1947 gründete er das
Christliche Jugenddorfwerk
Deutschland (CJD). Die Losung des Vereins lautet bis heute: "Keiner darf verloren gehen". Es entstanden Jugenddörfer, in denen junge Leute leben und eine Ausbildung erhalten. 1951 gründete das CJD seine erste Schule. Leitbild für die Arbeit mit Kindern und Jugendlichen war von Beginn an das christliche Menschenbild.

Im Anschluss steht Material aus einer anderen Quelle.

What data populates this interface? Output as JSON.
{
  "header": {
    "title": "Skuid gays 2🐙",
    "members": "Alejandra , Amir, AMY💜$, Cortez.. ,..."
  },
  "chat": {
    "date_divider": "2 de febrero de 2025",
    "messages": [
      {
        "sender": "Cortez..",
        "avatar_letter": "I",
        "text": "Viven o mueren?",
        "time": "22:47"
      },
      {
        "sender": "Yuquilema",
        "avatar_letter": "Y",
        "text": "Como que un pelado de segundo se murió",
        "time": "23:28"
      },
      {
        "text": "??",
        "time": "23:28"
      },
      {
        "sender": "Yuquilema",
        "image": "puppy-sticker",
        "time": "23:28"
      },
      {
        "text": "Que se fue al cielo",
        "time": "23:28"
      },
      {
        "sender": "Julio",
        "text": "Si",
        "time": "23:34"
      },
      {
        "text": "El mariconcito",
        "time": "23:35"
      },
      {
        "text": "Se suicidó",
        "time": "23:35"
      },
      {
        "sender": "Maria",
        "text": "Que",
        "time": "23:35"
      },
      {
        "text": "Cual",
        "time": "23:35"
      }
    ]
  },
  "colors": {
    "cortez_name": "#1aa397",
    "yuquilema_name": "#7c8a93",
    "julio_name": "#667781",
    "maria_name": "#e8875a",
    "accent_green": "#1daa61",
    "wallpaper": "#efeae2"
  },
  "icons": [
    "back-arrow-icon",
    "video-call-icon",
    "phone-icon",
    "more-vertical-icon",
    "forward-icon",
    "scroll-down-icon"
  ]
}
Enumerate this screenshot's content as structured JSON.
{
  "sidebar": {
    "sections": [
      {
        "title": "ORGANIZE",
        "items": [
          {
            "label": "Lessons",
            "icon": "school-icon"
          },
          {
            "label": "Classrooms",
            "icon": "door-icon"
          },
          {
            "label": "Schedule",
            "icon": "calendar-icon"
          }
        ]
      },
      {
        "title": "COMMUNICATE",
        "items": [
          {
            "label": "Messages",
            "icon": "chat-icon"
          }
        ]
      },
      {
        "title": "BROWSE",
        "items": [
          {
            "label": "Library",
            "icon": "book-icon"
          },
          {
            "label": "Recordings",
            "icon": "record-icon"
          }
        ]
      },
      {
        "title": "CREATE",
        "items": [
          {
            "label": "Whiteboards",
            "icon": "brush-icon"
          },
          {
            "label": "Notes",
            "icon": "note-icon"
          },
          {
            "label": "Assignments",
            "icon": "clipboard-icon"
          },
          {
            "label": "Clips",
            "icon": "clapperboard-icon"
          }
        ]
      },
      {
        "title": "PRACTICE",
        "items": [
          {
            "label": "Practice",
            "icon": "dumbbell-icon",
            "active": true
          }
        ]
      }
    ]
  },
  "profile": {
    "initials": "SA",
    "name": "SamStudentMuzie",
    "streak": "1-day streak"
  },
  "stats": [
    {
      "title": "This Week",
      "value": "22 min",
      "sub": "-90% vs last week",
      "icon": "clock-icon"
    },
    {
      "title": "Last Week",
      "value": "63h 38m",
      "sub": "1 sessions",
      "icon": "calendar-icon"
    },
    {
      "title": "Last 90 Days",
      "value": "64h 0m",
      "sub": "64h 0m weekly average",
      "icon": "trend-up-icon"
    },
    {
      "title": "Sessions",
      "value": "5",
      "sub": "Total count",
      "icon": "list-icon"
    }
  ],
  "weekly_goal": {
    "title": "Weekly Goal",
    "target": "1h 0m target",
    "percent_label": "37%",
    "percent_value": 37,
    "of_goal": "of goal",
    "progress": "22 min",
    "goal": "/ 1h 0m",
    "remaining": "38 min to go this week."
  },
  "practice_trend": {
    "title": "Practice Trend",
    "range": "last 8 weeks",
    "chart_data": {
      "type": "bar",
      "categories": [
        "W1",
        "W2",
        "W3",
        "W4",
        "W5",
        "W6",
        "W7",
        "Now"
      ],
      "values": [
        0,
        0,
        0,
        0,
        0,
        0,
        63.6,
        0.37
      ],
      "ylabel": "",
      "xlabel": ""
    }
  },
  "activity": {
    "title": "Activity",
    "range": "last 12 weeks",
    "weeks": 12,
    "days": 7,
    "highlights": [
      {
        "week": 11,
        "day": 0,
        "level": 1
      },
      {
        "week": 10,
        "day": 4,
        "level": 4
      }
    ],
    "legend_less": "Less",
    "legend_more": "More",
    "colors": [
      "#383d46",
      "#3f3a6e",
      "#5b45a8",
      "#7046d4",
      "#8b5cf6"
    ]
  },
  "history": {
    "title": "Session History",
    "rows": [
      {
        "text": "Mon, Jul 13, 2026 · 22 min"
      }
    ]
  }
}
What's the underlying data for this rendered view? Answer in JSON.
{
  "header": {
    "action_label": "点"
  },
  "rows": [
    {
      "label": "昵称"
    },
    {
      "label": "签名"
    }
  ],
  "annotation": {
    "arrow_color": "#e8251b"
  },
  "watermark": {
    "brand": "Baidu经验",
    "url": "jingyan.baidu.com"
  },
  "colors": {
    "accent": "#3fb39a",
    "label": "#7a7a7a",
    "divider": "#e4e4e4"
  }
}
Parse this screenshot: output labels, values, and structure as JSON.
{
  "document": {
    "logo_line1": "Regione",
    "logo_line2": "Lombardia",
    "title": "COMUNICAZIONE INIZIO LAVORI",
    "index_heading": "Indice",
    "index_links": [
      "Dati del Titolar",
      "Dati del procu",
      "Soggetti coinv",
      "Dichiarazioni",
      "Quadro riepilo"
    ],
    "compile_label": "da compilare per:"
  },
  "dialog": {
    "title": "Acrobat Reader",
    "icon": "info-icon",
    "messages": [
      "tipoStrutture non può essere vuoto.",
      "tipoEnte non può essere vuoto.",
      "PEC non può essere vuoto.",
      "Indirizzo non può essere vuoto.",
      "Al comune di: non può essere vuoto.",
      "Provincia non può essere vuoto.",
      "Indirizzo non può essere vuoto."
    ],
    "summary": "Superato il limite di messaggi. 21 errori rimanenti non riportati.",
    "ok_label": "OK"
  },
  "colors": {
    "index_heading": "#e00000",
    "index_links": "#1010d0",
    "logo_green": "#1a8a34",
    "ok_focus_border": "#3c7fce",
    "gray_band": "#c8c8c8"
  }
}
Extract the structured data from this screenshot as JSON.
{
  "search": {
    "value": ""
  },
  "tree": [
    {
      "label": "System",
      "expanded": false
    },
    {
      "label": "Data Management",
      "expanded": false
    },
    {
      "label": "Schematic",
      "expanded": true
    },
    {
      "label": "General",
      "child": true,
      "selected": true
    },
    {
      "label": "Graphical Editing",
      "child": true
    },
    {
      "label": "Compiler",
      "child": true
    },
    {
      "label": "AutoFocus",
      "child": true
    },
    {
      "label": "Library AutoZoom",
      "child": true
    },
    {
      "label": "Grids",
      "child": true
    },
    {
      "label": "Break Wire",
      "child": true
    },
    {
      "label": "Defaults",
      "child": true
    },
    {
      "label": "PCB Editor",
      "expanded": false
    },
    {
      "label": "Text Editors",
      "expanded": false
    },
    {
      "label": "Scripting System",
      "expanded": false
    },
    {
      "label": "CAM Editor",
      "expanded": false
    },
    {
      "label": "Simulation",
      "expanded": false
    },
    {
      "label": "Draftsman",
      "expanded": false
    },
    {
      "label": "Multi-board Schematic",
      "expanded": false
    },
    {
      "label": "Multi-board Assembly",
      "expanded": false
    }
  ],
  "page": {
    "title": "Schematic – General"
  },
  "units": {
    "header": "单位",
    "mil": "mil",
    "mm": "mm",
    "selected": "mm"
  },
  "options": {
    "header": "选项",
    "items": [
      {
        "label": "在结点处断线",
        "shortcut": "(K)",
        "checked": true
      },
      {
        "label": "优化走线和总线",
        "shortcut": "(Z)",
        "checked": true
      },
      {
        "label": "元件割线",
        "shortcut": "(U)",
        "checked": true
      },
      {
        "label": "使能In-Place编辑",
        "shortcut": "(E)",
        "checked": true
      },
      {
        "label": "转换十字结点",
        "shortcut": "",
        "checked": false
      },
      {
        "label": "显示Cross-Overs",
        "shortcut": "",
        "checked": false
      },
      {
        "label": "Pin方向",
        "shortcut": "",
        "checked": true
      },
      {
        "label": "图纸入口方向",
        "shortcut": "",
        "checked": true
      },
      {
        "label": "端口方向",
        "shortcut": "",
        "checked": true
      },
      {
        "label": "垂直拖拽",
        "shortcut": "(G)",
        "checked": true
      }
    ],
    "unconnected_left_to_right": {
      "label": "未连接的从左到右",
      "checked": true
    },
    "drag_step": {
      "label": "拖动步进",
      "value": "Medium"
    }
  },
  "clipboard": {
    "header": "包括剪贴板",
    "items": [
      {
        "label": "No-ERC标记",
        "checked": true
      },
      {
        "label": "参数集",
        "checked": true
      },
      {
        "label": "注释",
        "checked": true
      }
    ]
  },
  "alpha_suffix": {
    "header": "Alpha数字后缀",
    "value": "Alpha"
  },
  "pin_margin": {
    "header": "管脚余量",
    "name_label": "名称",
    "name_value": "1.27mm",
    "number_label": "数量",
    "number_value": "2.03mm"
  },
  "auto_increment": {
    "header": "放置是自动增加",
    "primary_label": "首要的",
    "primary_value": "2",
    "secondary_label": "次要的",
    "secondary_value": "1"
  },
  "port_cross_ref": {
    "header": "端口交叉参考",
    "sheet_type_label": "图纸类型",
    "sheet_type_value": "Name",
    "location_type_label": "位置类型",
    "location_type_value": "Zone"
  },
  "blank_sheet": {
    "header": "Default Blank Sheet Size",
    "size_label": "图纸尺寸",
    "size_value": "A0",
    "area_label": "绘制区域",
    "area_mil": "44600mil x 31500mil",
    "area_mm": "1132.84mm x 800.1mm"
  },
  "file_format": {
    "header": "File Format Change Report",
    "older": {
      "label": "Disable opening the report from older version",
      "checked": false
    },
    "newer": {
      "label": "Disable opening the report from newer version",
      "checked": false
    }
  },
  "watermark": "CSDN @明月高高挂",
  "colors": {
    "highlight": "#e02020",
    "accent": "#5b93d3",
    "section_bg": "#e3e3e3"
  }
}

Heute bietet das CJD jährlich 150.000 jungen und erwachsenen Menschen die Möglichkeit zur Orientierung und eine Chance für ihre Zukunft. Bundesweit gibt es mehr als 150 Einrichtungen mit 8000 Mitarbeitern. Es werden Jugendliche gefördert, die sozial, körperlich oder geistig benachteiligt sind, zudem gibt es Schulen für Hochbegabte. Das CJD gibt Integrationshilfen für Menschen mit Migrationshintergrund, es unterhält Kindertagesstätten und betreibt
Sportförderung. So waren zum Beispiel die Olympiasieger Georg Hackl (Rennrodeln), Hilde Gerg (Skiabfahrt) und Evi Sachenbacher (Skilanglauf) Schüler/-
innen der CJD Christophorusschule Berchtesgaden. "Jedem eine Chance" – nach diesem Leitsatz richtet sich Arbeit des CJD für Kinder und Jugendliche.